A Campotosto si arriva spesso pensando al lago, ma la scoperta comincia ancora prima. A oltre 1.400 metri di altitudine, questo borgo dell’Alto Abruzzo accoglie con una presenza forte e un senso di quiete che accompagna subito il passo.
Intorno, le frazioni storiche di Mascioni, Poggio Cancelli e Ortolano ampliano il racconto di un territorio che invita a vivere la montagna con attenzione, rispetto e meraviglia. Qui il paesaggio ha un respiro ampio, quasi nordico. Campotosto non si limita a offrire scorci belli da osservare: vi propone un’esperienza in cui il tempo si misura nelle passeggiate, nelle soste lungo la riva e nella qualità dell’aria che cambia a ogni stagione.
Tra i luoghi da non perdere merita una visita anche il Santuario di Santa Maria Apparente, che aggiunge alla scoperta del borgo una dimensione spirituale e raccolta, perfettamente coerente con l’atmosfera del luogo.
Nel centro abitato, la Chiesa di Sant’Antonio accompagna il racconto del paese con la sua presenza semplice e riconoscibile. Le frazioni storiche completano l’esperienza e permettono di leggere Campotosto in modo più ampio, dentro un paesaggio umano che conserva ancora il senso delle comunità di montagna, dei ritmi stagionali e della relazione continua con la natura circostante.
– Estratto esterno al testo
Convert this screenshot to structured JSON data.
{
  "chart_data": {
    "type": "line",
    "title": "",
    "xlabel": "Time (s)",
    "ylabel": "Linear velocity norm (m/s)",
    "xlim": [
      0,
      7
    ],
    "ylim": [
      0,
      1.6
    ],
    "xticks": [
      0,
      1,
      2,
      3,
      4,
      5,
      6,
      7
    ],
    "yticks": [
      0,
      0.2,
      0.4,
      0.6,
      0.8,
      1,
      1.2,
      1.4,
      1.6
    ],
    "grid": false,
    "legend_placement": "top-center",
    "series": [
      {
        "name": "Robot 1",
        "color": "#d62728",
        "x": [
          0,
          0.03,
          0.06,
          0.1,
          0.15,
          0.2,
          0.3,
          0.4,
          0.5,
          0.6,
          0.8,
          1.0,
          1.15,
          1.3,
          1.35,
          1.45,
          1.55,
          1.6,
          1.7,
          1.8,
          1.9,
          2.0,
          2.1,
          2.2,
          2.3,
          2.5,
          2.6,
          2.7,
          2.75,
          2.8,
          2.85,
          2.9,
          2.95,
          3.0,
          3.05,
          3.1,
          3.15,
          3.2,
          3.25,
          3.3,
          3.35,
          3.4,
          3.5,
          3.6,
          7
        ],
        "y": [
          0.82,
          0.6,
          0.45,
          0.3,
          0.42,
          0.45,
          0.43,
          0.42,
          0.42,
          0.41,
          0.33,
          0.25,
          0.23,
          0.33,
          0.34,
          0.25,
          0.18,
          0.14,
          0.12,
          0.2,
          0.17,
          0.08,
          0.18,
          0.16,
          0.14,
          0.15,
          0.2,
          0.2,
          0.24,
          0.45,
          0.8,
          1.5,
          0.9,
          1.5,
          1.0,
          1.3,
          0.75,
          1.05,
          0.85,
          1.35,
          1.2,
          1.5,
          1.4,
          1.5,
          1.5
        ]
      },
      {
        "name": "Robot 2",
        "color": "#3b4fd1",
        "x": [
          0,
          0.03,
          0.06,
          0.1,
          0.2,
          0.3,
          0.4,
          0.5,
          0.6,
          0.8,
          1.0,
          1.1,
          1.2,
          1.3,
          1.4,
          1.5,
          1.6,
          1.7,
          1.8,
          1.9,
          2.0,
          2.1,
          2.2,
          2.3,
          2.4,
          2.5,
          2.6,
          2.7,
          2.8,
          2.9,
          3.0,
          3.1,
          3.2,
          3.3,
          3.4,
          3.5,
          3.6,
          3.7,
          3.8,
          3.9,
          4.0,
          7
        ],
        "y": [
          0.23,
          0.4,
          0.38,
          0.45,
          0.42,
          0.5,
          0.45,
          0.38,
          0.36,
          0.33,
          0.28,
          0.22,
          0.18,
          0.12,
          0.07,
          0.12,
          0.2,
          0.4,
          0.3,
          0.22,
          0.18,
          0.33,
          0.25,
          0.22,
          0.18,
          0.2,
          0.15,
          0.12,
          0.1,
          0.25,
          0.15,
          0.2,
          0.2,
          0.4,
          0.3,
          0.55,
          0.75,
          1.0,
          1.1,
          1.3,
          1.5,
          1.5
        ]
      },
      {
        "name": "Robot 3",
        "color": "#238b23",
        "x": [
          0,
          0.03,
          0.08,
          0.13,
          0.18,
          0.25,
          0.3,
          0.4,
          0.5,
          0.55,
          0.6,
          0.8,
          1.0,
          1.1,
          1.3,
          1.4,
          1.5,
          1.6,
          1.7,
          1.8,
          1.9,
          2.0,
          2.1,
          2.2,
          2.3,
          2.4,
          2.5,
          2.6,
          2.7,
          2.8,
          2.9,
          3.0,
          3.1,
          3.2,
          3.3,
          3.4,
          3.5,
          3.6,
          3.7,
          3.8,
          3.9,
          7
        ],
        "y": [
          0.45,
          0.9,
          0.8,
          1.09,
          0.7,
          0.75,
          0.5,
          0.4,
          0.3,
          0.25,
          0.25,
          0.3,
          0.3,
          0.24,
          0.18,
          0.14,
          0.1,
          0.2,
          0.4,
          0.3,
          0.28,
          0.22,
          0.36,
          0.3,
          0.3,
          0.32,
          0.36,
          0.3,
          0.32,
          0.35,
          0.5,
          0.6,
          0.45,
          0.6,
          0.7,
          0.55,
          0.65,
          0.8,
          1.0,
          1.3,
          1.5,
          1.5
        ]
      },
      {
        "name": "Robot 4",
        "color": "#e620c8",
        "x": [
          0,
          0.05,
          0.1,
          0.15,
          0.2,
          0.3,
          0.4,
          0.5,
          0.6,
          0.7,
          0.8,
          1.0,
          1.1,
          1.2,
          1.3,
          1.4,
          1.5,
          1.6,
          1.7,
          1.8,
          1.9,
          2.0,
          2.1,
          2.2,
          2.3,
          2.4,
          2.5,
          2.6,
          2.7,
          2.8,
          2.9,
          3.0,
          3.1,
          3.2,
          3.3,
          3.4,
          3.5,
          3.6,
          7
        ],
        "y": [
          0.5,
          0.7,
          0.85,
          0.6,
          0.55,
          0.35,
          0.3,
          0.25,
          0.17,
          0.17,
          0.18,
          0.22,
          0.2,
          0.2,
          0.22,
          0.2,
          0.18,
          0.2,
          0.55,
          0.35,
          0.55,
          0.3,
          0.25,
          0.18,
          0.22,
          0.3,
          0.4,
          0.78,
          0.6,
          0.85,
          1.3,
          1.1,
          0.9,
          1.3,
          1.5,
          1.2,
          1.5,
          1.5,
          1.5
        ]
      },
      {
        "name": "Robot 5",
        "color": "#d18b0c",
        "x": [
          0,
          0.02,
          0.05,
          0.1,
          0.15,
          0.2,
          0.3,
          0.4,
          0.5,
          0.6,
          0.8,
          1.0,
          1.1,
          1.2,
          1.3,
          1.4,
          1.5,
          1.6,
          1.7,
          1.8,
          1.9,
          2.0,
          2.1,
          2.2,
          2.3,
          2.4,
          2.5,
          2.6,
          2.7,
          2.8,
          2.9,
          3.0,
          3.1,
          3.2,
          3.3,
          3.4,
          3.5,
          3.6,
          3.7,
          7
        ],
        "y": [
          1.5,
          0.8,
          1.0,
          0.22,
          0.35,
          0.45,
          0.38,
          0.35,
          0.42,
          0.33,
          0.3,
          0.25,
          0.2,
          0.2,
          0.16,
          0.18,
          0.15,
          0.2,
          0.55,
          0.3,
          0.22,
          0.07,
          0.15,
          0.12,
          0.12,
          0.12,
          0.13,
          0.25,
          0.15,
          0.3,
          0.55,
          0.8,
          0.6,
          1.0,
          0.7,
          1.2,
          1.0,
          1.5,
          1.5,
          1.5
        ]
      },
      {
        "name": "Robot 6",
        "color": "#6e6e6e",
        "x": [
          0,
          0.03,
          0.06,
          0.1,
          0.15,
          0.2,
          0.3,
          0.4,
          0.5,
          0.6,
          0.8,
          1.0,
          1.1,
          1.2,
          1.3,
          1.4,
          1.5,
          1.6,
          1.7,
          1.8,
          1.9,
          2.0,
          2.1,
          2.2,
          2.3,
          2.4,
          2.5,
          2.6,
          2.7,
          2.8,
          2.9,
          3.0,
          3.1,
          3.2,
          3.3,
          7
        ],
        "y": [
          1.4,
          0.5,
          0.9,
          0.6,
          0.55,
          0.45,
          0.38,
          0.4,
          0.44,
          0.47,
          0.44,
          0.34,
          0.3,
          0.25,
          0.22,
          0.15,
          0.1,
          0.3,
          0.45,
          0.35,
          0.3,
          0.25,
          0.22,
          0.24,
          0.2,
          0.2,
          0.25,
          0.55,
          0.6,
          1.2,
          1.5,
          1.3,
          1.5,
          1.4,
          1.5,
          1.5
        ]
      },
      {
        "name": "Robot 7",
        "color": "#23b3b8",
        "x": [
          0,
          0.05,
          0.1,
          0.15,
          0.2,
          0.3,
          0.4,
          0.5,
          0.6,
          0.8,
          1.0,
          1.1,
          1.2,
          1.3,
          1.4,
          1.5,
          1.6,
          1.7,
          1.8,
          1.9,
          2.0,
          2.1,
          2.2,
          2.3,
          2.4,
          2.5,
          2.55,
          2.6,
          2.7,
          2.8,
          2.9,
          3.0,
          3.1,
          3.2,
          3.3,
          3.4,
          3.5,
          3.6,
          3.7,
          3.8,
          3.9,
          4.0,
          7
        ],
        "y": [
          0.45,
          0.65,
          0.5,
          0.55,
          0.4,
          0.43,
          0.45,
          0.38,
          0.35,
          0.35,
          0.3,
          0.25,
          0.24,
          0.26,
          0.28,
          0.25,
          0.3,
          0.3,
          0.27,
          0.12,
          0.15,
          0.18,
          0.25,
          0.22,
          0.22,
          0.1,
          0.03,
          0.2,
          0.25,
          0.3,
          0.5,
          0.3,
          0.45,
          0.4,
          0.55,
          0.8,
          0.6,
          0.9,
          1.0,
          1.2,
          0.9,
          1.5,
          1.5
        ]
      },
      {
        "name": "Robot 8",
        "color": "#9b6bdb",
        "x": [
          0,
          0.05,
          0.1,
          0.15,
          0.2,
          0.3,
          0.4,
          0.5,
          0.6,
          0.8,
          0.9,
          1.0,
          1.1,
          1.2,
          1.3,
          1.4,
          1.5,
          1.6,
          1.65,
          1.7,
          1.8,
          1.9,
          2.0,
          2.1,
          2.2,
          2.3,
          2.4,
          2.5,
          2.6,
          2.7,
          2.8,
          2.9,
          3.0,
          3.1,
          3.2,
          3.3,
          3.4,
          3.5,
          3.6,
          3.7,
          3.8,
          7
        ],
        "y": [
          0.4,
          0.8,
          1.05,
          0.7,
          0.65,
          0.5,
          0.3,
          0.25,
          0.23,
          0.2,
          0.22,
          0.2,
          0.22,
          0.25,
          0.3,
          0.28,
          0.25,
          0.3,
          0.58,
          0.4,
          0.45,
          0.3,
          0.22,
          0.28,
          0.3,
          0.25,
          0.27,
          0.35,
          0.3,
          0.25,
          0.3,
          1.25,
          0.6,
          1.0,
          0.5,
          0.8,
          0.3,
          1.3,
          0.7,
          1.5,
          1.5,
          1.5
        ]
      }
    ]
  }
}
Poi il blu appare intenso e vasto all'improvisto
Il Lago di Campotosto, la più grande riserva idrica dell’Abruzzo, si distende tra il Gran Sasso e i Monti della Laga con una forza paesaggistica che colpisce subito. È uno specchio d’acqua ampio, luminoso, mutevole, capace di cambiare carattere con il vento, con la luce e con il ritmo delle nuvole. In questo grande anfiteatro naturale, la bellezza non ha bisogno di rumore: basta fermarsi un poco di più, seguire il sentiero lungolago e lasciare che il paesaggio faccia il resto.
Camminando lungo le sue sponde si entra in un dialogo continuo con la montagna, con il cielo e con il silenzio. Ogni punto di osservazione offre una prospettiva diversa, capace di rigenerare con naturalezza.
A Campotosto il paesaggio vi invita semplicemente a respirare e sentirvi parte di qualcosa di più grande
Campotosto è una meta ideale per chi cerca un contatto autentico con la natura.
Il lago può essere vissuto in modo rispettoso e dolce, con attività come la canoa, il kayak e la pesca sportiva, sempre dentro un equilibrio ambientale che qui si percepisce con grande chiarezza.
È un luogo che si presta a una vacanza attiva ma mai frenetica, dove il movimento si unisce alla contemplazione. Per gli amanti dell’outdoor, il periplo del lago è anche uno degli itinerari più affascinanti del cicloturismo d’altura in Abruzzo. Le strade e i percorsi che accompagnano lo specchio d’acqua regalano scorci continui e una pedalata ampia, luminosa, molto coinvolgente.
Chi ama il trekking trova invece nel facile itinerario verso Monte Cardito una proposta panoramica molto piacevole, perfetta per allargare lo sguardo sul lago e sulle montagne circostanti.
Birdwatching
Campotosto è anche una meta preziosa per chi osserva la natura con attenzione. L’area protetta che circonda il lago è di grande importanza per l’avifauna e offre occasioni molto interessanti di birdwatching. Tra canneti, rive e tratti più aperti, la luce accompagna il volo degli uccelli e rende ogni osservazione ancora più suggestiva.
In alcune stagioni è possibile avvistare specie di particolare interesse, come lo svasso maggiore, che contribuiscono a rendere questo paesaggio ancora più vivo e speciale. Anche per chi ama la fotografia, Campotosto rappresenta una meta di grande fascino. Le variazioni dell’acqua, la presenza delle montagne, i cambi di stagione e la luce d’altura costruiscono immagini sempre diverse, mai ripetitive, sempre molto evocative.